After graduating, Kehat joined medical device maker Mazor Robotics, where he was a clinical and sales manager for several years. Lanternari started his career as an engineer with Novocure, an oncology company that develops treatments for patients with solid tumors. He later worked for a company that managed engineering and infrastructure projects.
Both men left their jobs in 2013 to focus on Nanobébé. At the outset, they personally invested “hundred of thousands” of dollars of their own savings. But eventually they sought funding.
To date, the business has raised several million dollars from Israeli venture capital firms and InterTech Group, a privately-held holding company.
Nanobébé now employs 30 people and its bottle has won a number of industry awards, including TTPM [Toys, Tots, Pets & Mom] Best of Baby Award for 2018.
While the recognition is welcome, Kehat said the company’s mission is to keep the products affordable for parents. Prices range from $22.99 for a 3-pack of bottles to $49.99 for a “starter pack” with four bottles, two pacifiers and a bottle warming bowl.
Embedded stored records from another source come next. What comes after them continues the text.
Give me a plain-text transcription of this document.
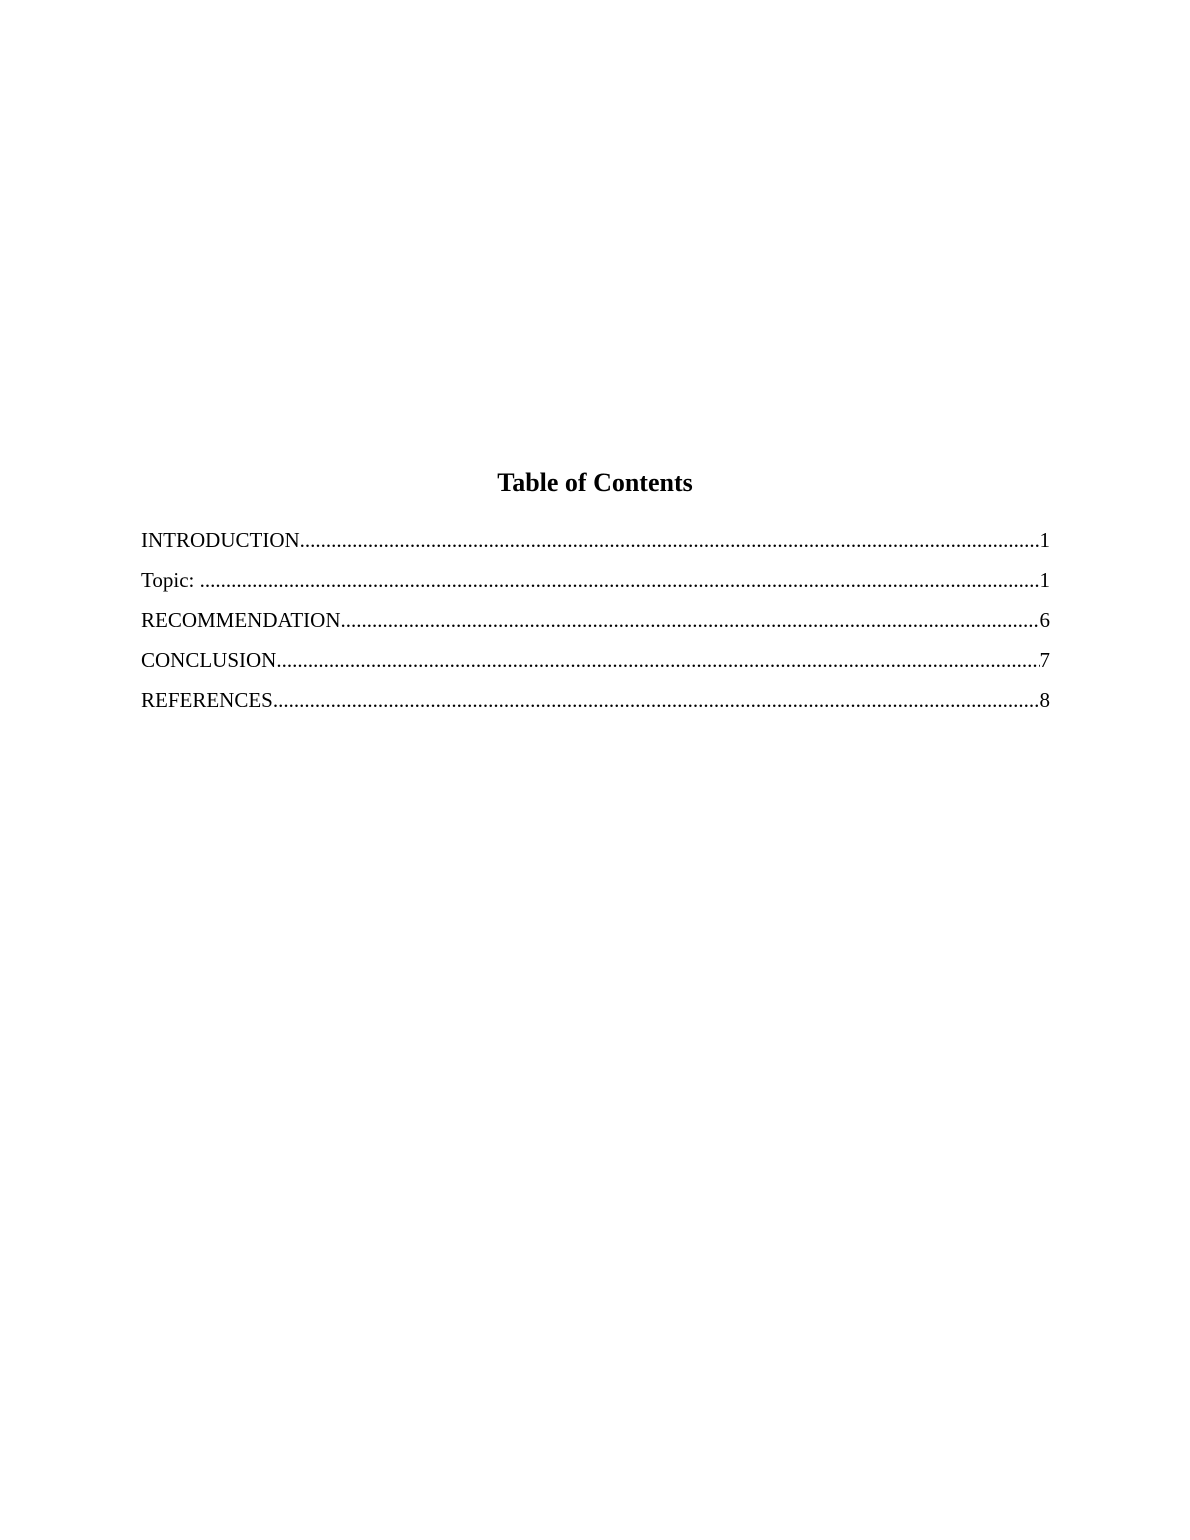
Table of Contents
INTRODUCTION .....	1
Topic: .....	1
RECOMMENDATION .....	6
CONCLUSION .....	7
REFERENCES .....	8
As the company expands sales globally — the brand is also available in Israel, France, Belgium and Canada — Kehat says Nanobébé’s team is working ahead on other innovative products.
“To get this kind of pickup for our first product in our launch year was completely unexpected,” says Kehat, adding that sales in just the first few months are “going amazing.”
“Our innovation isn’t just for babies,” he says. “It’s for everyone’s benefit — moms, dads and caregivers.”